Intanto, sul le cause del crollo del ponte Morandi a Genova, interviene un teste qualificato. Si tratta di Agostino Marioni, ingegnere ed ex presidente della società Alga che si occupò dei lavori di rinforzo della pila 11 nel ’93, sentito come persona informata dei fatti in procura dal pm Massimo Terrile: «In un primo momento - ha detto Marioni - avevo pensato che la causa del crollo fosse la corrosione degli stralli. Poi vedendo alcuni video ho iniziato a ipotizzare che a far collassare il viadotto potrebbe essere stata la caduta del rotolo di acciaio trasportato dal camion passato pochi secondi prima.

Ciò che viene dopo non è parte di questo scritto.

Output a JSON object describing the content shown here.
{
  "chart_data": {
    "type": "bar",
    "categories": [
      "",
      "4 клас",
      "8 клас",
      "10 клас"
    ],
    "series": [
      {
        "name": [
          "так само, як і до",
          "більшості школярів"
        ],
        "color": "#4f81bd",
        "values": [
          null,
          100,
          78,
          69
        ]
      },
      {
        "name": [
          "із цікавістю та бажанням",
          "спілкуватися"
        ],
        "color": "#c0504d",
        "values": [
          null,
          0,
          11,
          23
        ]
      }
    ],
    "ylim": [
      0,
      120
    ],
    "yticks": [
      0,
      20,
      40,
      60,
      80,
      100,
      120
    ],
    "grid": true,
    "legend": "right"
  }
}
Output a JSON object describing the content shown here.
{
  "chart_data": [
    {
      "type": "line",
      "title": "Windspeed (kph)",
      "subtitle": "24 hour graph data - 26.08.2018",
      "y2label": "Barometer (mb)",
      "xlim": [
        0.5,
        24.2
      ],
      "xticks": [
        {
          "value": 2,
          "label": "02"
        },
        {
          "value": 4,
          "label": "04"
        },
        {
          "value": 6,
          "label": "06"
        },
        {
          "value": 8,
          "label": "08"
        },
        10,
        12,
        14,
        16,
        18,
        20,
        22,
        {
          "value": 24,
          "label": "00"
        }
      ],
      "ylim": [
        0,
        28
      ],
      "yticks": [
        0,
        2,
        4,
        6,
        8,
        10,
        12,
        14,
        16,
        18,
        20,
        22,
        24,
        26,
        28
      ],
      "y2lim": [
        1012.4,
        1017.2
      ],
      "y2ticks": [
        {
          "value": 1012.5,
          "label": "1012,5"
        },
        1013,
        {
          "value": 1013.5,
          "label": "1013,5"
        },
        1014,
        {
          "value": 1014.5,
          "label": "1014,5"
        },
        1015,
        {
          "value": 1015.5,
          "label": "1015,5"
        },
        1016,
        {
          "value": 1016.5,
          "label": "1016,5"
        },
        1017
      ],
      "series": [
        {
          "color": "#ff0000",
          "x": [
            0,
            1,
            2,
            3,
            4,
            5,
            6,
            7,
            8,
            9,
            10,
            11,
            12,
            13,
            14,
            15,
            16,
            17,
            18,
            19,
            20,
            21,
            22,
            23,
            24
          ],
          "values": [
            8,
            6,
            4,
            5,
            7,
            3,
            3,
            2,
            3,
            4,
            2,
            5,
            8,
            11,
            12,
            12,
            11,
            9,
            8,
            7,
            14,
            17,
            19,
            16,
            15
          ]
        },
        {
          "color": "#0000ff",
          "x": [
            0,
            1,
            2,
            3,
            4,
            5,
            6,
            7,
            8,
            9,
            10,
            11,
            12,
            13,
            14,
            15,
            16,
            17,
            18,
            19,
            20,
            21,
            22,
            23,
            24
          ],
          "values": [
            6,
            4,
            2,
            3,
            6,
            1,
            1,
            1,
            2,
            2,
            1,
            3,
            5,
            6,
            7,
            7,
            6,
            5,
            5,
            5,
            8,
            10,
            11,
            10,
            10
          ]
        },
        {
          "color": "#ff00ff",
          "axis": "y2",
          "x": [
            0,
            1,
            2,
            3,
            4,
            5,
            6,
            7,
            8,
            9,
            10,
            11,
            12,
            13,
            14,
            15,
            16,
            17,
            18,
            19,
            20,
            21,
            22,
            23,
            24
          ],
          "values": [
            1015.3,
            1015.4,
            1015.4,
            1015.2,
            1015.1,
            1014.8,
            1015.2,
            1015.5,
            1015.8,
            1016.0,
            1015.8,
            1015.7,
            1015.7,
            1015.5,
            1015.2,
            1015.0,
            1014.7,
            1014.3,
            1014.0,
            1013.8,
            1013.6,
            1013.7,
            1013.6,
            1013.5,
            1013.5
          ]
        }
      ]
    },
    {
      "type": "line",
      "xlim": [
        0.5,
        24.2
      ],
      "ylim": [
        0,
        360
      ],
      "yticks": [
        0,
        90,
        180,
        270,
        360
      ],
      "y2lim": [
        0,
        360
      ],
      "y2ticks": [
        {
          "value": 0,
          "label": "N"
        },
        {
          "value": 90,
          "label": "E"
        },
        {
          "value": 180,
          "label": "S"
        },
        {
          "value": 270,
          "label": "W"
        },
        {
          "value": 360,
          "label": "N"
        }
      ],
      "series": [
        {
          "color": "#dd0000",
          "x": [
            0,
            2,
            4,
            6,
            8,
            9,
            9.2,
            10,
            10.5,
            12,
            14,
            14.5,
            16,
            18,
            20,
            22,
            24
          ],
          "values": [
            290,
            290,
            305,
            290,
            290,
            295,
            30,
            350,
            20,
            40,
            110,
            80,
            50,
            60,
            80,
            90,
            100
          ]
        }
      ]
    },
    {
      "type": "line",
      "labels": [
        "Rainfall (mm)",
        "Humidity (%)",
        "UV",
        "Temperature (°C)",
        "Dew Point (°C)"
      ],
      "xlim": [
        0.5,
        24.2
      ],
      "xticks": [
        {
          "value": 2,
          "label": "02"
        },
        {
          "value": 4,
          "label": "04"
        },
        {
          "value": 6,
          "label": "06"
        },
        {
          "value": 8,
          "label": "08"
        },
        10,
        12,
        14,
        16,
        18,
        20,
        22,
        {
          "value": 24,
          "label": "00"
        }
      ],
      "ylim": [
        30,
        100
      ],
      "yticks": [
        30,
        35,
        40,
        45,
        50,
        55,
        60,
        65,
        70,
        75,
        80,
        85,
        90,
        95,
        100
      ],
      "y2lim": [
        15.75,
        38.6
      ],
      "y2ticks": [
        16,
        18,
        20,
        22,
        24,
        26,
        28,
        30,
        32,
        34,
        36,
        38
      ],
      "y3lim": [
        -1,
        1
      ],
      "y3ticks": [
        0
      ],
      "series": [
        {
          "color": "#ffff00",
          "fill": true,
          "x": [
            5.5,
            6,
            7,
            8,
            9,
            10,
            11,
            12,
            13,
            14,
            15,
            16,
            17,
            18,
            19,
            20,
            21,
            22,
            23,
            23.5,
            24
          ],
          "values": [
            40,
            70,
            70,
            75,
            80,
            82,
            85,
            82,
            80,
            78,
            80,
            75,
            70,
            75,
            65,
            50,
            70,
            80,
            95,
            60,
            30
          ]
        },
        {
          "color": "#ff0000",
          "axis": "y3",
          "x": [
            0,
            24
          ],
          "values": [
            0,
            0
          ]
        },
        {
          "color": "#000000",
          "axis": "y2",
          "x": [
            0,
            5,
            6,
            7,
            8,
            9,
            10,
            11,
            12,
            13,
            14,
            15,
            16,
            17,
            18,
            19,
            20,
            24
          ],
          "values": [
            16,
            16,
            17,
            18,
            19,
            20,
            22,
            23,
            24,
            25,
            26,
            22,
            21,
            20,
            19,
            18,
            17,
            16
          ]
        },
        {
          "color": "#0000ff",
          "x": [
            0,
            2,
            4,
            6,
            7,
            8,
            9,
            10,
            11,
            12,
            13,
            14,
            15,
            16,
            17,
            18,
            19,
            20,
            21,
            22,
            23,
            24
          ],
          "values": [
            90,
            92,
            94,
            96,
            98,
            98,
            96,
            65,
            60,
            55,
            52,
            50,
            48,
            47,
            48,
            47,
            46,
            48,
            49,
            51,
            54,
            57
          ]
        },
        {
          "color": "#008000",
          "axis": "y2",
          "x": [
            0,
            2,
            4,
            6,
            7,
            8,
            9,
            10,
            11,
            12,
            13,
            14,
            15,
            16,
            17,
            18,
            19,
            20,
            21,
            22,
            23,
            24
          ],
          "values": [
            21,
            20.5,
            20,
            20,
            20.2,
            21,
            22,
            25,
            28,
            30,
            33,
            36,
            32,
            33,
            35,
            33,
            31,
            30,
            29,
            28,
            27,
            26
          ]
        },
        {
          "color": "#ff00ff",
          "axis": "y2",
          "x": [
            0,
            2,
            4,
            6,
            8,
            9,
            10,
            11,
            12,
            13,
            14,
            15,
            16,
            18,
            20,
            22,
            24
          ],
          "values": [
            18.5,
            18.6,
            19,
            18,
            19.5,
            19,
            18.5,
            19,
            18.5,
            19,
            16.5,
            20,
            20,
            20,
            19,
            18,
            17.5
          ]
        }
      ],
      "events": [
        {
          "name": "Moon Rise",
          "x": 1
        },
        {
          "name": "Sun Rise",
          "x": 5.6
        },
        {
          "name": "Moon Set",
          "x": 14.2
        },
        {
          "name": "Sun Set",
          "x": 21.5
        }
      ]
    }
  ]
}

Se il tir, che viaggiava a una velocità di circa 60 chilometri orari, avesse perso il rotolo che pesa 3,5 tonnellate avrebbe sprigionato una forza cinetica pari a una cannonata». L’ingegnere ha poi spiegato come mai Autostrade decise di eseguire i lavori sulla pila 11: «Aveva problemi di corrosione legati a un difetto costruttivo; i cavi all'interno degli stralli di quella pila non vennero sistemati bene per cui il calcestruzzo non li aveva perfettamente avvolti». Il professionista, che per anni ha eseguito lavori su richiesta di Aspi in vari viadotti in Italia e che adesso lavora in Cina ha anche sostenuto che quel che resta del viadotto «non va demolito.